You can color me unimpressed by the big news today in the Globe and Mail: Quebec just became the first Canadian province to pass a carbon tax. For one thing, the tax is tiny, just 0.8 cents per liter of gasoline, and at comparably low levels on natural gas and diesel. (For non-metricized Americans, that’s 3 cents per gallon.) So that makes Quebec’s new approach not quite as aggressive as—to pick just one example at random—Idaho’s 5 cent per gallon increase circa 1996.

Now in fairness to Quebec, the new carbon tax revenue, which weighs in at about $200 million, will be spent on seeking greenhouse gas reductions. That’s a big improvement over previous gas taxes in the States, where the money normally gets shoveled back into roads.

Strangely, however, Quebec’s government seems intent on preventing the tax from actually influencing consumer behavior.
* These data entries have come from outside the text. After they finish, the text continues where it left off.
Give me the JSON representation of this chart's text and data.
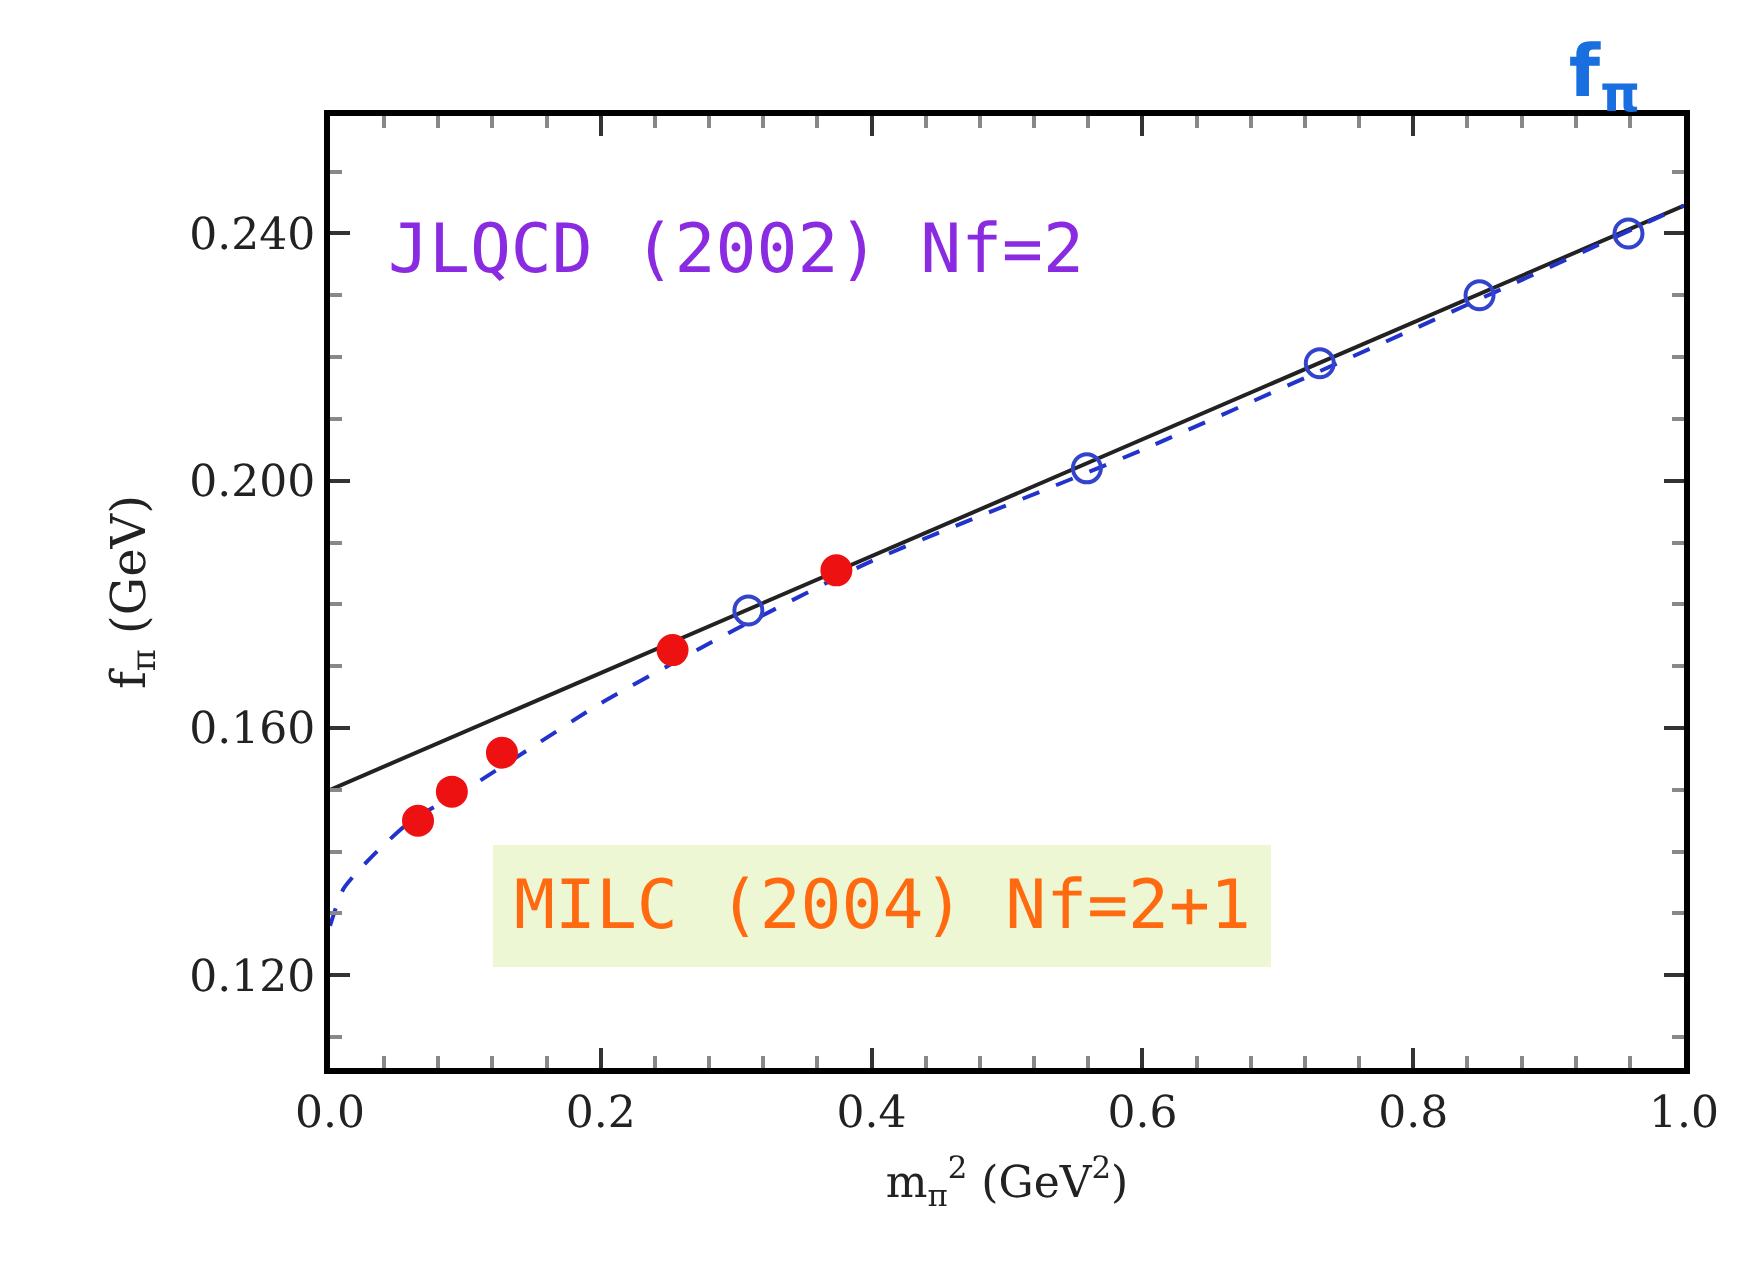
{
  "chart_data": {
    "type": "scatter",
    "title": "f$_{π}$",
    "xlabel": "m$_{π}$$^{2}$ (GeV$^{2}$)",
    "ylabel": "f$_{π}$ (GeV)",
    "annotations": [
      "JLQCD (2002) Nf=2",
      "MILC (2004) Nf=2+1"
    ],
    "xlim": [
      0.0,
      1.0
    ],
    "xticks": [
      {
        "value": 0.0,
        "label": "0.0"
      },
      0.2,
      0.4,
      0.6,
      0.8,
      {
        "value": 1.0,
        "label": "1.0"
      }
    ],
    "ylim": [
      0.105,
      0.259
    ],
    "yticks": [
      {
        "value": 0.12,
        "label": "0.120"
      },
      {
        "value": 0.16,
        "label": "0.160"
      },
      {
        "value": 0.2,
        "label": "0.200"
      },
      {
        "value": 0.24,
        "label": "0.240"
      }
    ],
    "series": [
      {
        "type": "line",
        "color": "#222222",
        "line_style": "solid",
        "marker": "none",
        "x": [
          0.0,
          1.0
        ],
        "values": [
          0.15,
          0.2445
        ]
      },
      {
        "type": "line",
        "color": "#2233cc",
        "line_style": "dashed",
        "marker": "none",
        "x": [
          0.0,
          0.01,
          0.03,
          0.06,
          0.1,
          0.15,
          0.2,
          0.3,
          0.4,
          0.6,
          0.8,
          1.0
        ],
        "values": [
          0.128,
          0.134,
          0.139,
          0.145,
          0.15,
          0.157,
          0.164,
          0.176,
          0.187,
          0.205,
          0.2245,
          0.2445
        ]
      },
      {
        "color": "#3344cc",
        "marker": "circle-open",
        "x": [
          0.309,
          0.559,
          0.731,
          0.849,
          0.959
        ],
        "values": [
          0.179,
          0.202,
          0.219,
          0.23,
          0.24
        ]
      },
      {
        "color": "#ee1111",
        "marker": "circle",
        "x": [
          0.065,
          0.09,
          0.127,
          0.253,
          0.374
        ],
        "values": [
          0.145,
          0.1497,
          0.156,
          0.1726,
          0.1855
        ]
      }
    ]
  }
}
To wit:

Natural Resources Minister Claude Béchard called on the oil companies to be good corporate citizens and do their share to protect the environment by absorbing the cost of the new tax. “We call on their good faith and social responsibility.”

Wait, what? If by some bizarre turn of events the energy companies actually did absorb the full cost, that would mean consumers would receive no price signal whatsoever from the carbon tax, thereby nixing one of the principal reasons why carbon taxes can fight climate change. Presumably, energy demand would stay constant and so would greenhouse gas emissions. (Though I suppose the tax revenue can be put to work.)

I’m going to give the last word to an economic analyst who gets it right:

“Because of the lack of production in the province, refineries will pass the costs on distributors, who will pass them on to consumers,” said Andrew Neff, a Washington-based analyst at consultancy Global Insight. “To attempt to address climate change, the costs have to be passed on to the consumer at some point.”

Yep.

Two final notes. First, lest readers think I’m Canada-bashing, allow me to officially register my guffaws over the US agreement at the G-8 to “seriously consider” a European proposal to reduce greenhouse gases. Hoo boy, that sure sounds serious.

And last, for the title of this post I apologize to René Magritte and French speakers everywhere.